Just remember, you can offset stamp duty costs against your capital gains tax bill when you sell the rental property.  

To see what stamp duty you’d have to pay in England, Northern Ireland, Wales or Scotland, use our stamp duty calculator

How do I pay capital gains tax on a buy-to-let property?

You’ll need to report your capital gains and pay the tax using the Government’s capital gains tax on UK property account.  

This needs to be done within 60 days of the completion date.  

To use this service, you’ll need a Government Gateway user ID and password.  

For general enquiries about Capital Gains Tax, you can call the HRMC helpline on 0300 200 3300 – Monday to Friday, 8am to 6pm.  

Frequently asked questions

Will I need to pay capital gains tax if I remortgage my buy-to-let property?
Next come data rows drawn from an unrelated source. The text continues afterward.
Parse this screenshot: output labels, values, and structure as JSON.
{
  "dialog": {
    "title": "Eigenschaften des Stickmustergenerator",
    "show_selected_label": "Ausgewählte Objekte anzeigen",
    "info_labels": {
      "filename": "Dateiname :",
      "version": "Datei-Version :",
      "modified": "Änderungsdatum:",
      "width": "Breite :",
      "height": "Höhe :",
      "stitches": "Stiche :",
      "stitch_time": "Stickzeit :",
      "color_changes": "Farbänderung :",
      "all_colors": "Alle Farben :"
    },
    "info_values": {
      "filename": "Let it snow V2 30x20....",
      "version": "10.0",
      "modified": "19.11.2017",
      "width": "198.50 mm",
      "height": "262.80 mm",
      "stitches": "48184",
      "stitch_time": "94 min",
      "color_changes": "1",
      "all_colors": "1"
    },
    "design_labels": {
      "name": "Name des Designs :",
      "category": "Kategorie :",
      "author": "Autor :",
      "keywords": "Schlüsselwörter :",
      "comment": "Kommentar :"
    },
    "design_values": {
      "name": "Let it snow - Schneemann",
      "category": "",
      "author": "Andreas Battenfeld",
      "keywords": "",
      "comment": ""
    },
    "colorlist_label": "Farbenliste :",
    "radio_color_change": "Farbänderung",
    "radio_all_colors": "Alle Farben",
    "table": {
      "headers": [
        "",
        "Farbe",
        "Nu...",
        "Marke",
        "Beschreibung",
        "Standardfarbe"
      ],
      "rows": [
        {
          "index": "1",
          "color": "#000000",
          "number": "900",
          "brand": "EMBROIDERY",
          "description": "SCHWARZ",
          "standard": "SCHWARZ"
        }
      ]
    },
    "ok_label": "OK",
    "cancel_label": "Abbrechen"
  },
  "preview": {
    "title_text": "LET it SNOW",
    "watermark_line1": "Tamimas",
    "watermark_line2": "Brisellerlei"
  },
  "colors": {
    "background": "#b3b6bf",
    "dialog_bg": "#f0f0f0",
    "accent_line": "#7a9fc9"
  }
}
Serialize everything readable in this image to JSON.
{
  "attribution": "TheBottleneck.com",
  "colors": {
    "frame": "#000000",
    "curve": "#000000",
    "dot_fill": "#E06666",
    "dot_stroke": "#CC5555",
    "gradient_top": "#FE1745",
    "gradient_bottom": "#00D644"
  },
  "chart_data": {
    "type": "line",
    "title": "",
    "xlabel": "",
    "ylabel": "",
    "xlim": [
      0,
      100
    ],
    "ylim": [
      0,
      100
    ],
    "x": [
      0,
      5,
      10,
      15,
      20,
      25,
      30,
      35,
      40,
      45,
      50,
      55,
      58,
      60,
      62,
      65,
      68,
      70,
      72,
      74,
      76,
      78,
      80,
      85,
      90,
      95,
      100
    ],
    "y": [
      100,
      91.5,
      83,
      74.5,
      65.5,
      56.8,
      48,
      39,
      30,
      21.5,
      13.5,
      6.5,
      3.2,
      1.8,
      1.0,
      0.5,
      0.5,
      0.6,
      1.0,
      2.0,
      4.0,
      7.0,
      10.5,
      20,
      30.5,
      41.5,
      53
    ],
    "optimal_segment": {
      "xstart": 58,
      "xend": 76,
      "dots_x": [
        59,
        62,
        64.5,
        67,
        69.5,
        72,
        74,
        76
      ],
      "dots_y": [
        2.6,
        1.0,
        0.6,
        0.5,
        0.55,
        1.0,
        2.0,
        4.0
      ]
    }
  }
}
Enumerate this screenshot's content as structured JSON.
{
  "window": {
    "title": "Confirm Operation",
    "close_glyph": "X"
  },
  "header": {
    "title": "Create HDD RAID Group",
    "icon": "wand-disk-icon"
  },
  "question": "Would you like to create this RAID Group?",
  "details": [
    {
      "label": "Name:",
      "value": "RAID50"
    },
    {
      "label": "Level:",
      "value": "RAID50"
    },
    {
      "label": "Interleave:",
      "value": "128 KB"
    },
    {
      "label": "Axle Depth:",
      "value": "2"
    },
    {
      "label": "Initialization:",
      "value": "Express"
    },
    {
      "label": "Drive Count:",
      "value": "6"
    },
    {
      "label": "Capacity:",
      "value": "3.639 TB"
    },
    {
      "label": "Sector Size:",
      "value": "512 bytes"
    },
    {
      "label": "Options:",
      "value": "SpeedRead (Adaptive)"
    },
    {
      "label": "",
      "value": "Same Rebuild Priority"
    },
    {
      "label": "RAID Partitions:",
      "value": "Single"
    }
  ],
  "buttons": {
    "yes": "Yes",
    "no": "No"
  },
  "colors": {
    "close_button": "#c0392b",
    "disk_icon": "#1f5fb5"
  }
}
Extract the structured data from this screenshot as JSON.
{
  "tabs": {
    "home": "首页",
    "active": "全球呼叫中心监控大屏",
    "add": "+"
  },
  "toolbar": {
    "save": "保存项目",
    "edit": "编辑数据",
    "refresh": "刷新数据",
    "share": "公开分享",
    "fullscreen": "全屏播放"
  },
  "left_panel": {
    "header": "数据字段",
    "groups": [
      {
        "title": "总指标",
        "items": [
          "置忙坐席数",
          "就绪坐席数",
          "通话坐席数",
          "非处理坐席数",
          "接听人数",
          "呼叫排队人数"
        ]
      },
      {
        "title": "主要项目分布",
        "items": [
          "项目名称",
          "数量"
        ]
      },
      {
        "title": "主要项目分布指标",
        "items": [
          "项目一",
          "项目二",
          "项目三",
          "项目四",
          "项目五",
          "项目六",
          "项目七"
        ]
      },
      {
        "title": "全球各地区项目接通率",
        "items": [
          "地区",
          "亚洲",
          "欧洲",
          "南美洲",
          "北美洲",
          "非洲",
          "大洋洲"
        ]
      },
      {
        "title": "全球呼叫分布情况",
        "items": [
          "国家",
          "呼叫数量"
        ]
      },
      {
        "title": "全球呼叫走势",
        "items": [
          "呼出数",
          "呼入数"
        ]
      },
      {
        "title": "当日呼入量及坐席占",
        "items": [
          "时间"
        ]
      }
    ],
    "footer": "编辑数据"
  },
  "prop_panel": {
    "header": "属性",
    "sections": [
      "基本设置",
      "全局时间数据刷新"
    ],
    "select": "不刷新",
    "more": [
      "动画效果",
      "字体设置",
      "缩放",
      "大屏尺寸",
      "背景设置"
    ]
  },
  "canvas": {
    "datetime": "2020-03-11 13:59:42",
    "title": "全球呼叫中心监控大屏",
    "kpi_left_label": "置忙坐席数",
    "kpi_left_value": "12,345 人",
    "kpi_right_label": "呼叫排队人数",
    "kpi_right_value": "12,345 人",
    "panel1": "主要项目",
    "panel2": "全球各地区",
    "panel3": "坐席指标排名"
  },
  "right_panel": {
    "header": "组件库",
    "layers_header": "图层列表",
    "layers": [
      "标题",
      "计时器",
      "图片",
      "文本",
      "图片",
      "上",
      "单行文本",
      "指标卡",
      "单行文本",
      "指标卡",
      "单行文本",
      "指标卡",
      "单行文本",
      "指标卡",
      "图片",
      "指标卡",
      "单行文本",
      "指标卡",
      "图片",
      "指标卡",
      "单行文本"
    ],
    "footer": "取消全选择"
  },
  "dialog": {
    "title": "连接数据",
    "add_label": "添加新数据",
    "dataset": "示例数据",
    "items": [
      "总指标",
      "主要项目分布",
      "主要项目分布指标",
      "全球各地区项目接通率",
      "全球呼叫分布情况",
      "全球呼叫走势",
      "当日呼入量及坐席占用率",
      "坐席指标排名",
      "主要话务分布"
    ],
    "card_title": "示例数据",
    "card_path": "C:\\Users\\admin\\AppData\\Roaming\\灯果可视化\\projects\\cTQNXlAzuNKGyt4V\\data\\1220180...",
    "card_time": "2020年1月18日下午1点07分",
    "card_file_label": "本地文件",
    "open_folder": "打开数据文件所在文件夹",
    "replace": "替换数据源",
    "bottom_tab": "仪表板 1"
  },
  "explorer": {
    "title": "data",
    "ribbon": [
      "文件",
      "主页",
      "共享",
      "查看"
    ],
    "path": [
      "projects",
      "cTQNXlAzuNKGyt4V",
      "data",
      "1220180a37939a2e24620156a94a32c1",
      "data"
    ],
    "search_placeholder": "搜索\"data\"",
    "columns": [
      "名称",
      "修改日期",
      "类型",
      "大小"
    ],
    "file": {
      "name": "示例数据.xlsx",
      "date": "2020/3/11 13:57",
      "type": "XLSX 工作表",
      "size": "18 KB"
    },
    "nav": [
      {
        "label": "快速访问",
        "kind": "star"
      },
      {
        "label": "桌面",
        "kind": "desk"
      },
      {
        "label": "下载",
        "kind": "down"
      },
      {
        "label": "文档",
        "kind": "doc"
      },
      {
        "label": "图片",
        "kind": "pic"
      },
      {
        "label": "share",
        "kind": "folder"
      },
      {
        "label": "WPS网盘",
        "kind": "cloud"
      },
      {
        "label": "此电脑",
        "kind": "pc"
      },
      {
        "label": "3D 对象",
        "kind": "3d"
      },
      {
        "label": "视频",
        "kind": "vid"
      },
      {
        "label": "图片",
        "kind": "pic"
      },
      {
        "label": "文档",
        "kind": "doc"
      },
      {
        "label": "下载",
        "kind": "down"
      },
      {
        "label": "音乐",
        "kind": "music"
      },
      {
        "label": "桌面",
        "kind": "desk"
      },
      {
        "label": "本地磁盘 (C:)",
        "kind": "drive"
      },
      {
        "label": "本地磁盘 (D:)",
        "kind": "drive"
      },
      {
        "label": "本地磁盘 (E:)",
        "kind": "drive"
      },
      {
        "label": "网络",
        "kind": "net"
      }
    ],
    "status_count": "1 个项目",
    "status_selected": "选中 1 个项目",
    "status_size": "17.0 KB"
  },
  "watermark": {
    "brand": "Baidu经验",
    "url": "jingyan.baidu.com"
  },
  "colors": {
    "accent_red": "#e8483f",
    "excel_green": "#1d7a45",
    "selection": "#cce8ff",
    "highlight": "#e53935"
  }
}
No, you won’t have to pay CGT if you’re remortgaging your buy-to-let property. The tax only applies to the gains you make when you eventually sell the property.  

Can I name my buy-to-let as my main residence?

If you have a rental property that’s sitting empty, you might consider changing it to your main residence simply by moving in yourself. It’s a process called ‘property flipping’.  

However, you must be honest about your change of address. The property named as your main residence must genuinely be your main home. You’ll need to show proof – your name and main address must be shown on documents including bills, bank statements, the electoral register and your self-assessment tax account as evidence. 

Be aware that if you’re a married couple or civil partners, you can only name one main residence between you.

What’s the best way to reduce CGT on a buy-to-let property?

If you’re taking out a buy-to-let mortgage to buy a rental property, it’s very unlikely that you’ll be able to avoid CGT if you make a healthy profit from its eventual sale.  

However, many buy-to-let landlords could end up paying more CGT than necessary. The best way to reduce your bill is to get a good accountant or financial advisor on board. They should be able to advise you on ways to reduce your CGT while staying within the law.